Pattie Lovett-Reid: How to invest like the pros
You may not manage billions of dollars but that doesn’t mean you shouldn’t invest like a pro, or even a pension fund, when it comes to your retirement savings plan.
The Canada Pension Plan Investment Board, which manages the country’s national pension fund and invests on behalf of 20 million Canadians, reported results Thursday and they were impressive. Thanks to their investment strategy, CPPIB posted a return of nearly 12 per cent this past year, adding nearly $37 billion in investment income bringing the total to a staggering figure of more than $356 billion.
For present and future retirees, the good news is the plan is fully funded — but what about the balance of your retirement savings?
Invest your retirement money like the pros, and follow these steps:
The best place to begin is with an investment policy statement. This is your road map. Regulators require every pension plan to have a formal investment policy statement, yet very few retail investors have one.

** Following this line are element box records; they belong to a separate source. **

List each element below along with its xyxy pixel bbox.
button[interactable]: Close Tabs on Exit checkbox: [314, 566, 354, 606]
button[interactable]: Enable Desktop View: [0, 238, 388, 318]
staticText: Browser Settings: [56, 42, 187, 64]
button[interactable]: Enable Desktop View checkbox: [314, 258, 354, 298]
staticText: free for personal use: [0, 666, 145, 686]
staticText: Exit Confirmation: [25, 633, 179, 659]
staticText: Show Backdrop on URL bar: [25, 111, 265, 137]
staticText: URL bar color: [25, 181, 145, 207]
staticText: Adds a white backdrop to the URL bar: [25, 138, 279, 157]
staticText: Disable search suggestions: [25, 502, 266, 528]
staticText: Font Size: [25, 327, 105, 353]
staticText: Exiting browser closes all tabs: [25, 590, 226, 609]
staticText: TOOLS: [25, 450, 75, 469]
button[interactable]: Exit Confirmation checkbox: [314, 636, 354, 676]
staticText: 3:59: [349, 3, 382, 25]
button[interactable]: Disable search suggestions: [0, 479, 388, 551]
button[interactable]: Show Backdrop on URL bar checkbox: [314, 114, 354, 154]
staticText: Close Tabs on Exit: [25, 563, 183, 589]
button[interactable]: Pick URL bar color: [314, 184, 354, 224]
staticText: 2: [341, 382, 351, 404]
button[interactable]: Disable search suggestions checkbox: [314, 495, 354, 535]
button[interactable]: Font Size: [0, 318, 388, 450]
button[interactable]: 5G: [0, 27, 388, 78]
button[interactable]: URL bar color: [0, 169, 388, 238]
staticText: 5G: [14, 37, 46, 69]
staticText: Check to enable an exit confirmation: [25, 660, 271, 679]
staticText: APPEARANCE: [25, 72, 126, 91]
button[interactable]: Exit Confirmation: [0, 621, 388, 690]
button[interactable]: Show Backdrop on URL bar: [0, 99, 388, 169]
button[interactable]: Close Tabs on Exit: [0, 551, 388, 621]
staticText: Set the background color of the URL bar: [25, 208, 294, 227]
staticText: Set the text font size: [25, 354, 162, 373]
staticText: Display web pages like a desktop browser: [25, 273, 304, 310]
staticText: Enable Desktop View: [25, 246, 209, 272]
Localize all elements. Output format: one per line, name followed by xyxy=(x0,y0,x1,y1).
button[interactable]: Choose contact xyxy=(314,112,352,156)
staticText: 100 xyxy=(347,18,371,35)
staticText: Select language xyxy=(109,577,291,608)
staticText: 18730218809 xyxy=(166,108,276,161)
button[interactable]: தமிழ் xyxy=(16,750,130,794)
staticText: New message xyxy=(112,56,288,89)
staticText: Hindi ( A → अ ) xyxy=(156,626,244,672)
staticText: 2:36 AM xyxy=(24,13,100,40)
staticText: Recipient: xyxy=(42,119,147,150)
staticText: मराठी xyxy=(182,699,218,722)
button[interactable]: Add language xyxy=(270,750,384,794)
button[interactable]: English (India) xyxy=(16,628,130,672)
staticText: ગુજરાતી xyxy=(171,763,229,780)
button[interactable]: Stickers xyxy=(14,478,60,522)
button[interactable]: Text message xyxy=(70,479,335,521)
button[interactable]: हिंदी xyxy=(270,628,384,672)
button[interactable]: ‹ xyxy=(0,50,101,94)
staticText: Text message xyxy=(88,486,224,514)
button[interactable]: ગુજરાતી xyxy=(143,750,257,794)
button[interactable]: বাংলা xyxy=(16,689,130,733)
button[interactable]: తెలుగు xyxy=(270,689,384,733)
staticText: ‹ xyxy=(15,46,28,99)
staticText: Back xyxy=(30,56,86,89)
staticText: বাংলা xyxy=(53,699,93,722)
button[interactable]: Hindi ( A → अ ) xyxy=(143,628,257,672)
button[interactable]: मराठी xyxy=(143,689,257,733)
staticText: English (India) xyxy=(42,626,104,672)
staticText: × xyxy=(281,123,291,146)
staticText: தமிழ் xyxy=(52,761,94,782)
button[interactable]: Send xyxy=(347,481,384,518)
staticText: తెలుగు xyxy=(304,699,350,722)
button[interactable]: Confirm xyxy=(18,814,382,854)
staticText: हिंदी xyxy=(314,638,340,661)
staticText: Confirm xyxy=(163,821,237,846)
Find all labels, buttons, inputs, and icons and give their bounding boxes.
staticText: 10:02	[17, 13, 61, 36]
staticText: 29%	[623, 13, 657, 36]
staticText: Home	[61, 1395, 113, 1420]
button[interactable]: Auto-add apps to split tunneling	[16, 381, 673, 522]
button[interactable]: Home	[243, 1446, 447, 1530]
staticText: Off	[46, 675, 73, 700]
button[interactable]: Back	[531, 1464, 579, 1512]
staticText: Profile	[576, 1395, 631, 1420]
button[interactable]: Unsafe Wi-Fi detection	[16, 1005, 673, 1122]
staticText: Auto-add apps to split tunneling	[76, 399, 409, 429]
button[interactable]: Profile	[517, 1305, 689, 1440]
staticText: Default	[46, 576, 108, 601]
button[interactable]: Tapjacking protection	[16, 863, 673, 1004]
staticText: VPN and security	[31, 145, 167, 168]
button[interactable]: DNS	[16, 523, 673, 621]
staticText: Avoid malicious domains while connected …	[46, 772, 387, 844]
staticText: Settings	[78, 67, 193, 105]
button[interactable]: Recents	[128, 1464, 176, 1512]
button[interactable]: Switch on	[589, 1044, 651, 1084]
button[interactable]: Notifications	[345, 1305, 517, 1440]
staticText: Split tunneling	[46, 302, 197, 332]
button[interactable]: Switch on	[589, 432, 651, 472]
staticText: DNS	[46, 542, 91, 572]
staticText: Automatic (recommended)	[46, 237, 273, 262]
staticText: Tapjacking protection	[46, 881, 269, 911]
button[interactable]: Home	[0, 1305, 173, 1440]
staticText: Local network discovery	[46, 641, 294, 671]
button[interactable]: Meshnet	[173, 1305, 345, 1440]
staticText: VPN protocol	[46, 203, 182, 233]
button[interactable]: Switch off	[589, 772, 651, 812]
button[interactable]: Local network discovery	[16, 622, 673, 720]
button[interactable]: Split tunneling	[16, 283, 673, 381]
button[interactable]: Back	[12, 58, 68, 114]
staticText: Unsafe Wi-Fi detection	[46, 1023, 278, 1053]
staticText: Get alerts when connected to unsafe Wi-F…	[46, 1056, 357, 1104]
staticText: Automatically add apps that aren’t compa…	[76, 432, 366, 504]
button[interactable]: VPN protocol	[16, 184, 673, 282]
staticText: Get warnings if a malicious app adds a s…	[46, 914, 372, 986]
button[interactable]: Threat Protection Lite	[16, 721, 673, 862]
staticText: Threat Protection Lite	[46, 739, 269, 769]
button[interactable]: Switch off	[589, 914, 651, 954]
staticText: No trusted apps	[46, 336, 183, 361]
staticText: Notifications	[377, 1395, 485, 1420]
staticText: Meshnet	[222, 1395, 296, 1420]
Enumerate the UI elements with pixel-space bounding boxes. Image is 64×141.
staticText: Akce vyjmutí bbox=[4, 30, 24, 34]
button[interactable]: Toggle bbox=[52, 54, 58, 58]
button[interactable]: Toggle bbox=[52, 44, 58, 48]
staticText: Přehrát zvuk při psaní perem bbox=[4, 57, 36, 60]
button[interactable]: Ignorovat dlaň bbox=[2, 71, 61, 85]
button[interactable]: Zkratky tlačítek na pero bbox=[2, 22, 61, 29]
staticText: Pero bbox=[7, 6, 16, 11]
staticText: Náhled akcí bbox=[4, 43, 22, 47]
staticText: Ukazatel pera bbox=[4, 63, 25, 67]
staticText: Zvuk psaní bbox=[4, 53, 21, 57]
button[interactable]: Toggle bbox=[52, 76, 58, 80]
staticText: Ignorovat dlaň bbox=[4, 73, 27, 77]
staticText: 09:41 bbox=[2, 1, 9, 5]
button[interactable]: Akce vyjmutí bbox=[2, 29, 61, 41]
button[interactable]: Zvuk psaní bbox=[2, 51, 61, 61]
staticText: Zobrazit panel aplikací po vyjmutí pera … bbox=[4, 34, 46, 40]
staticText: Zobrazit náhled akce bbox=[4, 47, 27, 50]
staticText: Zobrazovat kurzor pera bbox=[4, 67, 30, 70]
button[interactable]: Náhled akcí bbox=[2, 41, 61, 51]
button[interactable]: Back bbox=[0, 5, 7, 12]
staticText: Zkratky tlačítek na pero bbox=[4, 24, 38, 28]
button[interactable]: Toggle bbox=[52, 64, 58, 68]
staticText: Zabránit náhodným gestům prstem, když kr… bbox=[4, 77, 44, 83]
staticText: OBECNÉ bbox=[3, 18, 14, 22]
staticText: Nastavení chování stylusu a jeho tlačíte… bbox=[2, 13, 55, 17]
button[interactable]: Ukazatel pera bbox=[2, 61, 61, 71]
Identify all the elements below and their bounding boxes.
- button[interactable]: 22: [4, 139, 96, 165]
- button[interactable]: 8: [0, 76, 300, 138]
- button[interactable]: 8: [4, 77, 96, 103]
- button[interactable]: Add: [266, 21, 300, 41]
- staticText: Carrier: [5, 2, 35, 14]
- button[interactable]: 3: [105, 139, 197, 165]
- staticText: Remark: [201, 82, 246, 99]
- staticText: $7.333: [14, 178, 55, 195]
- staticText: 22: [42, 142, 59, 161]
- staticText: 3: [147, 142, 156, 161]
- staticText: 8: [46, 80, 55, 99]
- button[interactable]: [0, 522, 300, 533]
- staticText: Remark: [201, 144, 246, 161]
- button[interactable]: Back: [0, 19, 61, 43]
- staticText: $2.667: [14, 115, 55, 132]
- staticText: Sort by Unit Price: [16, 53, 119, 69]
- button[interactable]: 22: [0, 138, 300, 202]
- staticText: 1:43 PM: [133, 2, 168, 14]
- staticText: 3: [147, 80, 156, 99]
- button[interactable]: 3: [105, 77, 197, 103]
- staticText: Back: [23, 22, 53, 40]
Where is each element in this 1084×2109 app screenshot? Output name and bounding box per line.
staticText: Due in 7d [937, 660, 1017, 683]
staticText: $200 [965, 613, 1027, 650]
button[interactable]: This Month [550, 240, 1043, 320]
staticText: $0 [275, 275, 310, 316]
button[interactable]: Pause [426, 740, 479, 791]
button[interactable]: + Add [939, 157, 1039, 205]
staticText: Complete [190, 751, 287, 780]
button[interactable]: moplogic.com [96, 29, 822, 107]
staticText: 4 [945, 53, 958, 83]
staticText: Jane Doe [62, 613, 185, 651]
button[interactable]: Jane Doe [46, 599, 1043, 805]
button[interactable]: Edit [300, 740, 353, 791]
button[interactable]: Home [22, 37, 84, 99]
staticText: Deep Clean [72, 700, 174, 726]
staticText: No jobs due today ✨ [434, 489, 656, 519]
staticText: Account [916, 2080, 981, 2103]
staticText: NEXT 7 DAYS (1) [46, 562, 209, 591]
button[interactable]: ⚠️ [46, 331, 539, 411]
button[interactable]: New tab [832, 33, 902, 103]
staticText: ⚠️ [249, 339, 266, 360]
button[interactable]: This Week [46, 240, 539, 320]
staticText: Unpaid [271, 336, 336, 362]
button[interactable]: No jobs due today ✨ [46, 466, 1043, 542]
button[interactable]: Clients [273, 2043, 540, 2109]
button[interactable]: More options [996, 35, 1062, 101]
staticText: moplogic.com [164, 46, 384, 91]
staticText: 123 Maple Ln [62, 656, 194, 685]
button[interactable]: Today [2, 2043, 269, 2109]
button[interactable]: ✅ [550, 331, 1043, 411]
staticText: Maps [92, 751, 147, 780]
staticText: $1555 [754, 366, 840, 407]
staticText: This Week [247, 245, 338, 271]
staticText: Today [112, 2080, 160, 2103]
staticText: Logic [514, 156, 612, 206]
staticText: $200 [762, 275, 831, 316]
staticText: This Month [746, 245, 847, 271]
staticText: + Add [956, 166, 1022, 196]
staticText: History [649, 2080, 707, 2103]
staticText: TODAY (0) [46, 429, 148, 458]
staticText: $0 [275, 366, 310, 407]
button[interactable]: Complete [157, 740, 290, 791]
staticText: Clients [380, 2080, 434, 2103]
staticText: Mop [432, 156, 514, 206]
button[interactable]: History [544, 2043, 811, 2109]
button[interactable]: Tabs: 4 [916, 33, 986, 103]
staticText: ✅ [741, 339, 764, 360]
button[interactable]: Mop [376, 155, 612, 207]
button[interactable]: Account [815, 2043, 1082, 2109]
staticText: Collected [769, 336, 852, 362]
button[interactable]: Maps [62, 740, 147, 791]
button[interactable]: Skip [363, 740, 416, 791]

This document will outline your goals, objectives, time horizon, risk tolerance, asset allocation and investment strategy. This statement changes only when a significant, life-changing event happens such as a death of a loved one, birth, changes to the tax code, a windfall or even getting out of debt.
The next step is to be realistic about your timeline and your tolerance for risk. That, in turn, will drive your asset allocation. Pension funds have funding commitments for the next 100 years, which is certainly a different perspective for long-term investing. If you ask a retail investor what they consider to be long term, you might hear how their stocks have performed during the past quarter.
Asset allocation refers to the distribution of your money over cash, stocks, bonds, real estate, infrastructure and other assets. Concentration risk can be a concern, and a way to manage that risk is to limit exposure and keep investments to a maximum of five per cent in one holding. For some, even five per cent may be a stretch, depending on the size of your portfolio.
Your timeline should always be longer than you think. If you are 60 you may think 20 years is reasonable; I would argue your time horizon should be 40 years because no one wants to run the risk of outliving their money. Pension funds are investing today for liabilities many years down the road.
And finally when it comes to diversification, get out of Canada. Canada only represents roughly four per cent of the global equity market. There is simply too much opportunity outside of Canada to ignore. In fact, the CPP has a goal to allocate one-third of its investments in the fastest-growing economies by 2025 and that means exposure to emerging markets.
A few basic principles can help you weather the market’s ups and downs like the pros.